Bref, on gaspille la terre ! 

Alors on part défricher un nouveau coin de forêt, peu importe qu'il soit occupé ou non. Et c'est la nature qui paie, tandis que les hommes se tailladent à la machette et incendient le champ de leur voisin. 

Ici aussi, on ne peut que montrer du doigt les régimes irresponsables qui ont toujours abandonné les planteurs à leur propre sort plutôt que de mettre en place dès le début une agriculture durable, intensive et inclusive. Où ira le pays une fois que toutes les forêts auront été dévastées ? De quoi vivra la Côte d'Ivoire ? Question à laquelle aucune réponse n'a été encore proposée ou du moins appliquée jusqu'à présent.

La Côte d'Ivoire vue de l'espace. La tache vert sombre à gauche,
le parc de Taï, est la seule véritable forêt qui reste encore dans le pays

On a aussi tout le problème du recyclage des matières premières.
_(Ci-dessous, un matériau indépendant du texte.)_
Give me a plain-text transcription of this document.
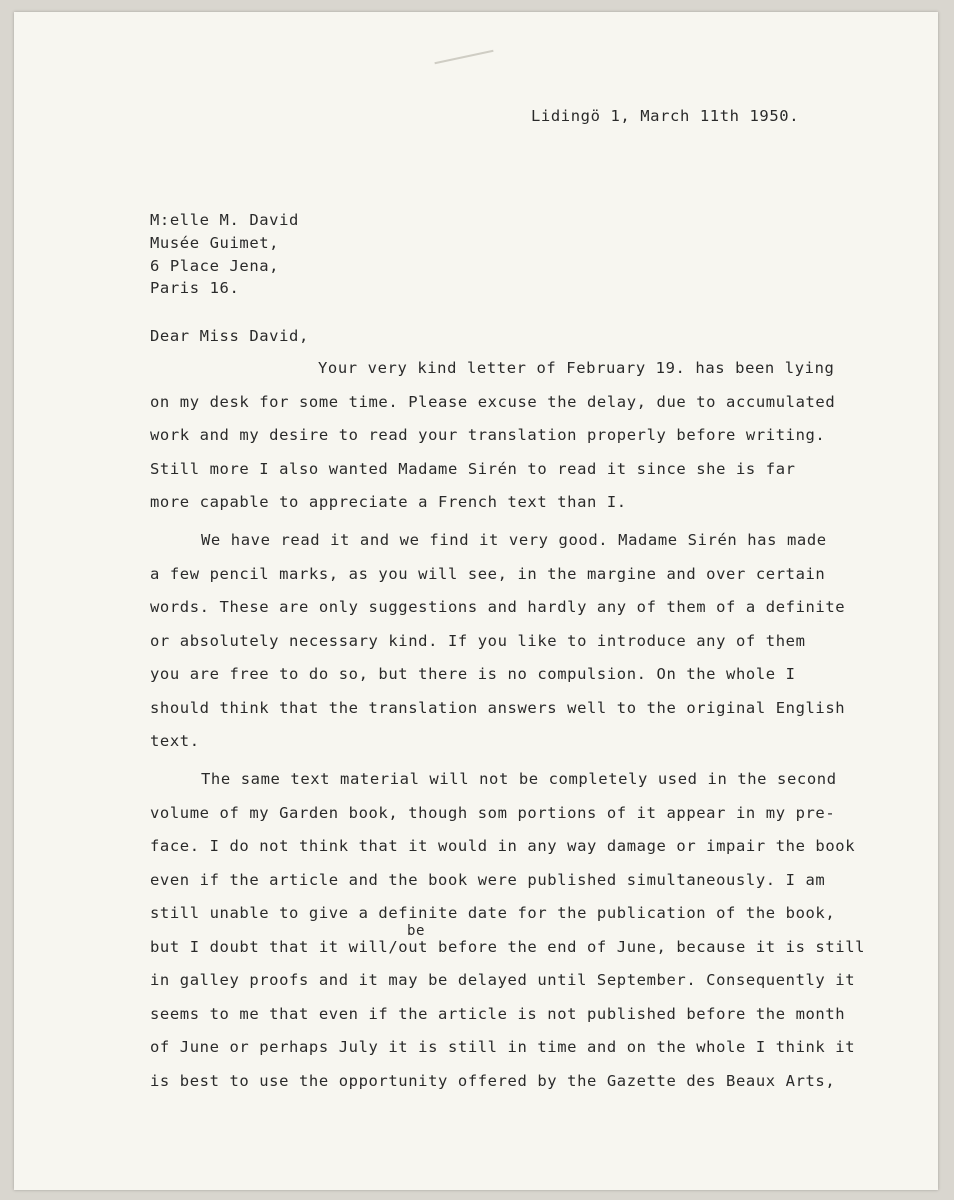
Lidingö 1, March 11th 1950.
M:elle M. David
Musée Guimet,
6 Place Jena,
Paris 16.
Dear Miss David,
Your very kind letter of February 19. has been lying
on my desk for some time. Please excuse the delay, due to accumulated
work and my desire to read your translation properly before writing.
Still more I also wanted Madame Sirén to read it since she is far
more capable to appreciate a French text than I.
We have read it and we find it very good. Madame Sirén has made
a few pencil marks, as you will see, in the margine and over certain
words. These are only suggestions and hardly any of them of a definite
or absolutely necessary kind. If you like to introduce any of them
you are free to do so, but there is no compulsion. On the whole I
should think that the translation answers well to the original English
text.
The same text material will not be completely used in the second
volume of my Garden book, though som portions of it appear in my pre-
face. I do not think that it would in any way damage or impair the book
even if the article and the book were published simultaneously. I am
still unable to give a definite date for the publication of the book,
be
but I doubt that it will/out before the end of June, because it is still
in galley proofs and it may be delayed until September. Consequently it
seems to me that even if the article is not published before the month
of June or perhaps July it is still in time and on the whole I think it
is best to use the opportunity offered by the Gazette des Beaux Arts,
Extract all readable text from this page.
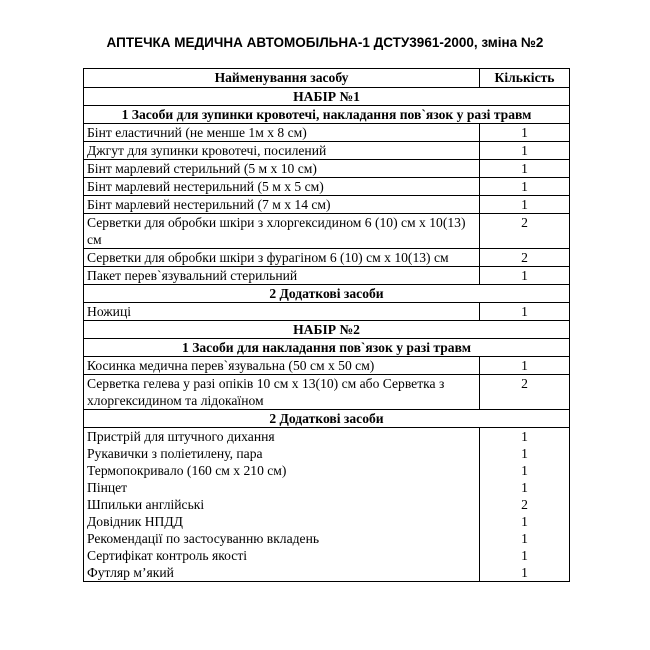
АПТЕЧКА МЕДИЧНА АВТОМОБІЛЬНА-1 ДСТУ3961-2000, зміна №2
Найменування засобу	Кількість
НАБІР №1	
1 Засоби для зупинки кровотечі, накладання пов`язок у разі травм	
Бінт еластичний (не менше 1м х 8 см)	1
Джгут для зупинки кровотечі, посилений	1
Бінт марлевий стерильний (5 м х 10 см)	1
Бінт марлевий нестерильний (5 м х 5 см)	1
Бінт марлевий нестерильний (7 м х 14 см)	1
Серветки для обробки шкіри з хлоргексидином 6 (10) см х 10(13) см	2
Серветки для обробки шкіри з фурагіном 6 (10) см х 10(13) см	2
Пакет перев`язувальний стерильний	1
2 Додаткові засоби	
Ножиці	1
НАБІР №2	
1 Засоби для накладання пов`язок у разі травм	
Косинка медична перев`язувальна (50 см х 50 см)	1
Серветка гелева у разі опіків 10 см х 13(10) см або Серветка з хлоргексидином та лідокаїном	2
2 Додаткові засоби	
Пристрій для штучного дихання	1
Рукавички з поліетилену, пара	1
Термопокривало (160 см х 210 см)	1
Пінцет	1
Шпильки англійські	2
Довідник НПДД	1
Рекомендації по застосуванню вкладень	1
Сертифікат контроль якості	1
Футляр м’який	1
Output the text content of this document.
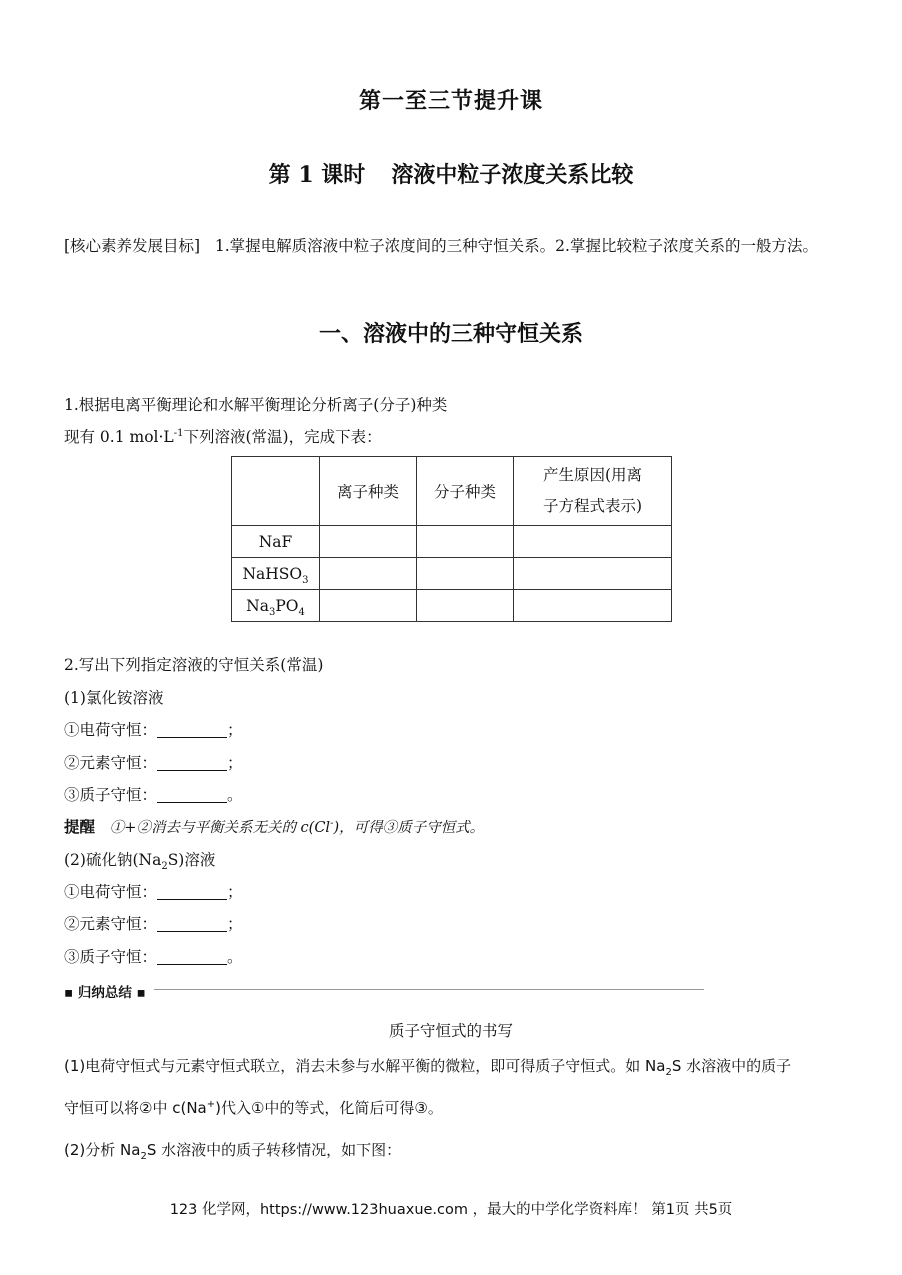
第一至三节提升课
第 1 课时 溶液中粒子浓度关系比较
[核心素养发展目标] 1.掌握电解质溶液中粒子浓度间的三种守恒关系。2.掌握比较粒子浓度关系的一般方法。
一、溶液中的三种守恒关系
1.根据电离平衡理论和水解平衡理论分析离子(分子)种类
现有 0.1 $mol\cdot L^{-1}$下列溶液(常温)，完成下表：
	离子种类	分子种类	产生原因(用离
子方程式表示)

NaF			
NaHSO$_3$			
$Na_3PO_4$			
2.写出下列指定溶液的守恒关系(常温)
(1)氯化铵溶液
①电荷守恒：	；
②元素守恒：	；
③质子守恒：	。
提醒 ①+②消去与平衡关系无关的 c(Cl-)，可得③质子守恒式。
(2)硫化钠$(Na_2S)$溶液
①电荷守恒：	；
②元素守恒：	；
③质子守恒：	。
▪ 归纳总结 ▪
质子守恒式的书写
(1)电荷守恒式与元素守恒式联立，消去未参与水解平衡的微粒，即可得质子守恒式。如 $Na_2S$ 水溶液中的质子
守恒可以将②中 c(Na+)代入①中的等式，化简后可得③。
(2)分析 $Na_2S$ 水溶液中的质子转移情况，如下图：
123 化学网，https://www.123huaxue.com ，最大的中学化学资料库！ 第1页 共5页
Tous ces sachets plastiques et ces batteries usagées que l'on jette dans tous les caniveaux et dans tous les villages, ont un impact sur la santé, sur la qualité des eaux et du sol, mais pourraient de plus être réutilisés et créer de la richesse ! 

Sans même parler de tous les déchets ménagers qu'on laisse pourrir à l'air alors qu'ils pourraient très facilement être convertis en engrais organique bon marché, naturel et bio !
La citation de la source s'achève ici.